For data and ML teams, this is a small but practical reliability improvement. When feature pipelines, refreshes, or ingestion jobs fail silently, downstream model training and dashboards suffer, so tightening the failure-notification loop is often one of the fastest ways to improve end-to-end stability - especially after last week's emphasis on streaming and orchestration patterns where more moving parts can otherwise mean more silent failure modes.
Dataflow Gen2 introduces “My queries” for Power Query M reuse (Preview)
Dataflow Gen2 now has “My queries” in Preview, which lets you save Power Query M queries to a personal library and import them into other dataflows. This targets a common source of waste: rewriting the same cleanup and normalization logic across projects.
The bigger implication is standardization. If your team relies on Power Query for ingestion and prep feeding semantic models or training datasets, reusable M building blocks reduce drift between pipelines and make it easier to enforce shared transformation patterns (naming, type handling, PII redaction steps, and so on) - an incremental follow-on to last week's “make data prep more maintainable” story (nested folders, more orchestration options), but aimed at reuse and consistency rather than lake layout mechanics.
Fabric Data Warehouse adds ALTER COLUMN to support schema evolution (Preview)
Fabric Data Warehouse now supports ALTER TABLE ... ALTER COLUMN in Preview, enabling metadata-only schema changes such as widening numeric and string types. The key point is avoiding table rebuilds or rewriting stored data files for common evolution scenarios.

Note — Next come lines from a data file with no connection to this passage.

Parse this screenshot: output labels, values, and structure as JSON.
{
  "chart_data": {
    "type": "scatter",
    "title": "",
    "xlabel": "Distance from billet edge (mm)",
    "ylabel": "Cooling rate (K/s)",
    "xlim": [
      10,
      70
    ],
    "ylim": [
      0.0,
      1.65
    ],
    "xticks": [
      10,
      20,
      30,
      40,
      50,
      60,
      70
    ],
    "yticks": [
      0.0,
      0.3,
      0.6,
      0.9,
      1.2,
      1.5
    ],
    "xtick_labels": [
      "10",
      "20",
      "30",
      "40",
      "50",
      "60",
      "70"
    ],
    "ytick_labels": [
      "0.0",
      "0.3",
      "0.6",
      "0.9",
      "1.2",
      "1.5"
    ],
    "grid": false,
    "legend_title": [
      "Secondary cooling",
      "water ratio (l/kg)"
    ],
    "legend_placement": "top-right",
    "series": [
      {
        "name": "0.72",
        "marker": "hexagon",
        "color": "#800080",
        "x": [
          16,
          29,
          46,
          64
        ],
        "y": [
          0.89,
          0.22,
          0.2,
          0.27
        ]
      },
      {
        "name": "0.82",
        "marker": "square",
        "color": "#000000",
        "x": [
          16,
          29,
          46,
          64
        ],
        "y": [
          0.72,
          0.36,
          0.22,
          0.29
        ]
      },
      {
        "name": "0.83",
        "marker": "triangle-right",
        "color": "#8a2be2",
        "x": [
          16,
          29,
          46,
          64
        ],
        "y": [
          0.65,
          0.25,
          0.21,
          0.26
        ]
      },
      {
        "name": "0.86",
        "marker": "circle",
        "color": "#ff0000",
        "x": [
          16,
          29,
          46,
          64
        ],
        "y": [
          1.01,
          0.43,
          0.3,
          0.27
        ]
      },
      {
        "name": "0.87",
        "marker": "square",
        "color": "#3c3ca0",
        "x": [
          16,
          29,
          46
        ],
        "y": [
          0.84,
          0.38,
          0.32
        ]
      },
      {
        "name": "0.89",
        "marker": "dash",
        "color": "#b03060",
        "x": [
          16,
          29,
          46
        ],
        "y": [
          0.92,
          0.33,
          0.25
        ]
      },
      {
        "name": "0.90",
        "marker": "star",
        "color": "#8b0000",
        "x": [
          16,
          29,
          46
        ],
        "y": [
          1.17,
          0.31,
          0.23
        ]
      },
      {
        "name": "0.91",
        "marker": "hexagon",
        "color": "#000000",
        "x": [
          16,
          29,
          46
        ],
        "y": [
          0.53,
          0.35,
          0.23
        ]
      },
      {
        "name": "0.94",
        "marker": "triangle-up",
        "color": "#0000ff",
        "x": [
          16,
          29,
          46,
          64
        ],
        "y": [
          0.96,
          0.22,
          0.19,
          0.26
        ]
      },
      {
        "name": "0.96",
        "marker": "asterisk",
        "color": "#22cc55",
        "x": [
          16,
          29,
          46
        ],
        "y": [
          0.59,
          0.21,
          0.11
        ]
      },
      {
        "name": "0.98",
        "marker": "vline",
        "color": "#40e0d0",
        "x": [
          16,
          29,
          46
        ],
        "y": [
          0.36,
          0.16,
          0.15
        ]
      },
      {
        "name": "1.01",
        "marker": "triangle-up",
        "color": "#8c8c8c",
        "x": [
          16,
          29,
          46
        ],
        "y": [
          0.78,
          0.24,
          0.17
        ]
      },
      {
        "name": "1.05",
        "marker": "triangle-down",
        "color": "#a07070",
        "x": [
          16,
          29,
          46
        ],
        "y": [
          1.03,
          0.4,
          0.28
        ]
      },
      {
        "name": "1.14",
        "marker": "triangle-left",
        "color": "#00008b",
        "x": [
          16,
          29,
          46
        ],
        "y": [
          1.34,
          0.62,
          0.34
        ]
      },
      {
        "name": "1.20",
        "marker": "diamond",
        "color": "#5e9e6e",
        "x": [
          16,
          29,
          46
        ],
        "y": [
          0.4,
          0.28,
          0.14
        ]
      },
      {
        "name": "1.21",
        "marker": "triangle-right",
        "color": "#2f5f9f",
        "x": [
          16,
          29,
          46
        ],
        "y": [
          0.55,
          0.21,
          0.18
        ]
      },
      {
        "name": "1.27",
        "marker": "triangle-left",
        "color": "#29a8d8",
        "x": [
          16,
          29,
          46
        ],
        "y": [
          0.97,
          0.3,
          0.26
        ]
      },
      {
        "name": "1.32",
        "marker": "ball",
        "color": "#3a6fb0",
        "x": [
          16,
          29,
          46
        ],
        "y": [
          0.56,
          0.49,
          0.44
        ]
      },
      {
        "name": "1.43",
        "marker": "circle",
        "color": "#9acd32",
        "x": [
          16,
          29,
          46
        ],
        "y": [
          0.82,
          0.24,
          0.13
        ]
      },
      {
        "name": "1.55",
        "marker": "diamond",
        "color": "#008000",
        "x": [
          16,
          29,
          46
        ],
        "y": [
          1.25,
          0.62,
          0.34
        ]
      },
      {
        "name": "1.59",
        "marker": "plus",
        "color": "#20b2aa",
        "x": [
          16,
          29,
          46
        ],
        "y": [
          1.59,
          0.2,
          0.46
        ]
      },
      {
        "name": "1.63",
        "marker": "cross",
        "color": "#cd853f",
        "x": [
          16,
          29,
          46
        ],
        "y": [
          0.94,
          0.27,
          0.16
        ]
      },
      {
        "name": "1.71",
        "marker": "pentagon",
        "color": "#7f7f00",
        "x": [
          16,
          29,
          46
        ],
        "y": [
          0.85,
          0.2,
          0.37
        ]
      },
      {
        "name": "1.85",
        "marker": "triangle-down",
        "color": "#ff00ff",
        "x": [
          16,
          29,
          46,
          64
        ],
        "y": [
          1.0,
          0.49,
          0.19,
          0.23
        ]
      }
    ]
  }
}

For developers, this is a quality-of-life improvement that reduces downtime and operational risk when upstream sources evolve. If you're building ML feature tables or curated “gold” datasets that change over time, being able to widen types without a migration rebuild helps keep pipelines flowing and reduces pressure to over-provision initial schemas “just in case” - and it maps cleanly to last week's medallion guidance emphasis on schema evolution as one of the operational details that determines whether curated layers stay trustworthy.
Direct Lake on SQL: guidance to keep Power BI models fast and avoid DirectQuery fallback
New guidance explains how Direct Lake on SQL works with Fabric Data Warehouse, with practical design advice to keep Power BI semantic models performant and avoid falling back to DirectQuery. The performance nuance matters because Direct Lake aims to combine lake-style storage with in-memory performance (via VertiPaq), but design choices can push you into less predictable query paths.
For teams building analytics layers that support ML monitoring or business-facing model outputs, this guidance helps reduce “it was fast in testing but slow in production” surprises. Expect to pay attention to model design details that influence when Direct Lake can stay in the happy path versus when it degrades to DirectQuery behavior - a useful complement to last week's focus on getting fresher signals into Fabric (Eventstream/Eventhouse), since low-latency data is only valuable if your consumption layer stays reliably fast.
Community signal: Fabric Influencers Spotlight (April 2026)
Microsoft published a roundup of community posts and videos spanning Fabric warehousing (including T-SQL AI functions), Power BI/DAX performance, SQL Server 2025 mirroring into Fabric, governance features, and real-time patterns with Eventstream, Eventhouse, and KQL. It's not a product release, but it is a good map of what practitioners are actively tuning and debating.
If you're trying to decide where to invest learning time, the mix is telling: performance (DAX and warehousing), governance, and real-time ingestion remain recurring themes. Those are the same pressure points you run into when you operationalize ML systems beyond notebooks and prototypes - and it mirrors last week's Fabric-heavy roundup where MLOps, streaming, and private networking kept showing up as the “stuff that breaks first” in real deployments.